Melhores Amigas

Emily Gould é, atualmente, umas das vozes da geração milennials que é totalmente influenciada pela internet. Gould é cria da internet, já que começou sua carreira no site de fofocas Gawker, controversa por falar e escrever o que pensa, se envolveu numa briga virtual com Lena Durham, outra personagem importante da geração milennials. Curioso que tanto Durham quanto Gould tem o mesmo ponto de vista sobre a vida adulta, as personagens de Melhores Amigas (Editora Rocco, 2017, 254 páginas, tradução de Maria Clara de Biase), estão perto dos 30 anos, mas ainda não conseguiram descobrir muito bem como ser adultas.

Lá em 2012, o filme Frances Ha estreou no cinema na mesma época em que a série Girls começou a ser exibida, obras que quebravam o paradigma das mulheres bem resolvidas e com carreiras incríveis aos 30 anos. Uma geração com um excelente currículo acadêmico mas nenhuma experiência tentava entrar no mercado em uma época instável. Ao mesmo tempo, fazem parte de uma geração protegida por bolhas sociais criadas pela internet. O choque de realidade é bem grande para essa geração, principalmente para as mulheres, que além de precisarem correr atrás de trabalho precisam provar que são tão capacitadas quanto os homens. São mulheres que não querem ser perfeitas, que são feministas convictas e que não abrem mão de suas liberdades.

Essa confusão que é se tornar uma adulta e chegar aos 30 atualmente é muito bem retratada no livro de Gould, que usa sua própria experiência para inspirar uma de suas personagens, Amy. As amigas Bev e Amy tem um histórico familiar bem diferente, Bev vem de uma família muito religiosa do interior dos EUA, que vai morar em Nova Iorque e trabalhar em uma editora, onde conhece Amy, uma menina judia de família rica, bonita, elegante. Bev larga o emprego e Nova Iorque pelo namorado, o que acaba sendo um desatre. Já Amy vai trabalhar em um famoso site de fofoca, até que se envolve em uma controversa e é demitida. Bev volta pra Nova Iorque, passa a viver de empregos temporários e Amy vai trabalhar em um site menor.

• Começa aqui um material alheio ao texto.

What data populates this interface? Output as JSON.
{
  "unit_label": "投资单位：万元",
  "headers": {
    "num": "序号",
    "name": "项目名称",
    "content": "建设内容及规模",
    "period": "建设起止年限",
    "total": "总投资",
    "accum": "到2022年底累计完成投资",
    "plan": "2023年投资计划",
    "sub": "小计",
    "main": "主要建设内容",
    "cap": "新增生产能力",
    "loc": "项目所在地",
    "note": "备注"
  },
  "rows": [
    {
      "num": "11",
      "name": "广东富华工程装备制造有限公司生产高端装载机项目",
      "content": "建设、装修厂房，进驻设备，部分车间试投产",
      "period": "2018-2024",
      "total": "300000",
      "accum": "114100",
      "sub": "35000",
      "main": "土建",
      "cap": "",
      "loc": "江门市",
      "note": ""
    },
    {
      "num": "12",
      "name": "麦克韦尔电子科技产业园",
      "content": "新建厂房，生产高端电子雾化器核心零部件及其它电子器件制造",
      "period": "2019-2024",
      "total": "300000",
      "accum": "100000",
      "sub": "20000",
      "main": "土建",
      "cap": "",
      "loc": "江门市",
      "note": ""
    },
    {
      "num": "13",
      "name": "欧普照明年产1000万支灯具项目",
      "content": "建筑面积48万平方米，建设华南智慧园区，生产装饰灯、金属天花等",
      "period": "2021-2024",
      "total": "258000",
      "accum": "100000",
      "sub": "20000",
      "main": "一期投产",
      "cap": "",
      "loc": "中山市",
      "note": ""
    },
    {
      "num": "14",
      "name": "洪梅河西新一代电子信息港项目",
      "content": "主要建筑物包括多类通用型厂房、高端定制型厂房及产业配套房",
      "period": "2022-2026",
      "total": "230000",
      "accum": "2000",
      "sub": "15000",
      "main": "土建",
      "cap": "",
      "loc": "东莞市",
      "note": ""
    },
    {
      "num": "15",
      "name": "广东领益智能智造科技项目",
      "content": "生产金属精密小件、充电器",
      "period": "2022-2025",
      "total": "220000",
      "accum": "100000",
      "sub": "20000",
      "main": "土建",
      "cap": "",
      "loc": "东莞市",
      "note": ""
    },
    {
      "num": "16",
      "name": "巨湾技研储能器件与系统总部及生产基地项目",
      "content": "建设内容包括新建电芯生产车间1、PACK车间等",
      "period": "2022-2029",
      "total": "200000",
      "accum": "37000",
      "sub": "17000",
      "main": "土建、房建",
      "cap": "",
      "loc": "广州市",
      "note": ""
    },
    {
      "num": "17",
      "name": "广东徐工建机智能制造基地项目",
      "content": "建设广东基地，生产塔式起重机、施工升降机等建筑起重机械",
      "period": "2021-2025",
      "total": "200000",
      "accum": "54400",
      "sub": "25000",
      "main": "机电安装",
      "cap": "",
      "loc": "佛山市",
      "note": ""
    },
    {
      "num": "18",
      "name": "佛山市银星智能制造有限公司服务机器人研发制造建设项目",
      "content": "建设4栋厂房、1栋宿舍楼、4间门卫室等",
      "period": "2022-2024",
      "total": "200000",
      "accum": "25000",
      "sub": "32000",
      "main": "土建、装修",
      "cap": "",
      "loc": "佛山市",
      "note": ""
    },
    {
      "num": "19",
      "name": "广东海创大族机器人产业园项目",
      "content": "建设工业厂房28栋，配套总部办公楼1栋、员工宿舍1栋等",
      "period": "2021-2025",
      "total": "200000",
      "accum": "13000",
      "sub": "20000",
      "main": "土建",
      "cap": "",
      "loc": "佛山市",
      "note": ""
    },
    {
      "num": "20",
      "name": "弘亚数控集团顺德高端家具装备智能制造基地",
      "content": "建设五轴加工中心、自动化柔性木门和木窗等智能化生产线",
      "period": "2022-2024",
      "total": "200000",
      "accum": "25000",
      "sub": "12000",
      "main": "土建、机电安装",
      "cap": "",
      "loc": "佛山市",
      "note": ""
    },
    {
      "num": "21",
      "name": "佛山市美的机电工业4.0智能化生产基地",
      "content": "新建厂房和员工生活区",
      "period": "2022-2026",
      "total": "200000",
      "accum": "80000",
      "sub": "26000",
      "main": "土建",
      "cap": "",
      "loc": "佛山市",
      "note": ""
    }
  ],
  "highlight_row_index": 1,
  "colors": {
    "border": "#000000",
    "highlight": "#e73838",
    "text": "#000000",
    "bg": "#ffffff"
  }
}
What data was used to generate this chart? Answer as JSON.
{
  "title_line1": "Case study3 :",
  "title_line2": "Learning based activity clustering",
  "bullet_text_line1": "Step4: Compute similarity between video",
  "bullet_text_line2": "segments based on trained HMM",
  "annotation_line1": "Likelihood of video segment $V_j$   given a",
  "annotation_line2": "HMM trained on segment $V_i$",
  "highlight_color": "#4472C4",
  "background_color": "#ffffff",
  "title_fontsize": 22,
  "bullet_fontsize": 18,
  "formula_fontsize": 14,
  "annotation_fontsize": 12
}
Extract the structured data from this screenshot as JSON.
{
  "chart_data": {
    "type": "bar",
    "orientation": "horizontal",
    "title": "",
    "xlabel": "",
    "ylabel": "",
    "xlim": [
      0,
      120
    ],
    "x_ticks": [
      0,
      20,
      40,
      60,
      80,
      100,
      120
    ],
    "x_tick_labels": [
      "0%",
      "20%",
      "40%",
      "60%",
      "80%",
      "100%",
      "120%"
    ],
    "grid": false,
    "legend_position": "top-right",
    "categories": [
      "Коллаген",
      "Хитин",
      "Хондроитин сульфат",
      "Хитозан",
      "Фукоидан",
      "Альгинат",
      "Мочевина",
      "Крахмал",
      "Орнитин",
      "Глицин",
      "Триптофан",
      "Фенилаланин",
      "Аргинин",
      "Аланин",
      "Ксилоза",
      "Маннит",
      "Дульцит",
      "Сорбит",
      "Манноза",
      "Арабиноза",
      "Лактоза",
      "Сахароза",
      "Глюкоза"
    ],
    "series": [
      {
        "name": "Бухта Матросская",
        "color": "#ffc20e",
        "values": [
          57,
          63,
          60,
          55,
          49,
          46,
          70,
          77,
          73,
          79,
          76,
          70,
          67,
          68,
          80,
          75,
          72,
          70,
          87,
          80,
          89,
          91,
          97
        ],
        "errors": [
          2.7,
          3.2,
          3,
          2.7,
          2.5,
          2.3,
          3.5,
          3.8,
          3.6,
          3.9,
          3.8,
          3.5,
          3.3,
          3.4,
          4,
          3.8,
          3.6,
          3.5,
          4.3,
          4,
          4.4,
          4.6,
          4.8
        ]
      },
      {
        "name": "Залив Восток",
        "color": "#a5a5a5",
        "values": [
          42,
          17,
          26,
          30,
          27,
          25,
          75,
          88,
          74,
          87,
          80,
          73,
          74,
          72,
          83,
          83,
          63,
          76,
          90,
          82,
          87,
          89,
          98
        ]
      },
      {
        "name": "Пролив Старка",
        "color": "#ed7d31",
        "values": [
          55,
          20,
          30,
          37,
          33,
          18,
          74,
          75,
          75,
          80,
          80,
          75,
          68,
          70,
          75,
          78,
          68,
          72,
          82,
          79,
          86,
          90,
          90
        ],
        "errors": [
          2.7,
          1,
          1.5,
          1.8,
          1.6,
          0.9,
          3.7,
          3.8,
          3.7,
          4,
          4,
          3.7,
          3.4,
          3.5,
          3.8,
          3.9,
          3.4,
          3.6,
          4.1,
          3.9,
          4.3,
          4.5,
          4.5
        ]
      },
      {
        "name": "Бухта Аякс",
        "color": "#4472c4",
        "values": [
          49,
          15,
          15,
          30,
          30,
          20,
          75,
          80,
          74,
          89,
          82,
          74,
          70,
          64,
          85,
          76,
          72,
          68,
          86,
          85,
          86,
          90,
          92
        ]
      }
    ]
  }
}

O livro começa de forma leve, o que engana como o início de uma comédia romântica. Mas as vidas das amigas são bem mais complexas do que desencontros amorosos e conversas superficiais sobre possíveis pretendentes. Muito pelo contrário.  Bev não faz ideia do que fazer de sua vida em relação a emprego e ainda engravida, enquanto que Amy se percebe encurralada entre um relacionamento sem futuro e um emprego que odeia. Engraçado que mesmo que a linguagem tenha mudado, que surjam cada vez mais filmes e séries preocupados em mostrar que as mulheres jovens atuais também se preocupam com uma carreira estável, com aluguel, dinheiro e tudo o mais que envolve uma vida adulta, insistam em vender livros como esse de forma errada. A vantagem é que acaba sendo uma boa surpresa, onde acabamos encontrando uma história com a qual é fácil se identificar, se não com toda a história, com situações apresentadas nela.

A chamada geração milennials é muito criticada, rotulada como preguiçosa, fútil e mimada, mas qual geração nova não foi rotulada assim? As mulheres que chegam à idade adulta foram criadas com a internet, cresceram bem familiarizada com a internet e sabem usa-la a seu favor, além de entenderem que é uma poderosa arma. Emily Gould, Lena Durham e Greta Gerwig são vozes poderosas de uma geração de mulheres que quer um lugar ao sol, que sabem lutar, mas que também sabem que não são perfeitas e que ninguém é. Elas tentam quebrar as regras mostrando que é legal você ser como você é e que não há problema nenhum em chegar aos 30 anos sem saber muito bem o que você quer, porque quase ninguém sabe.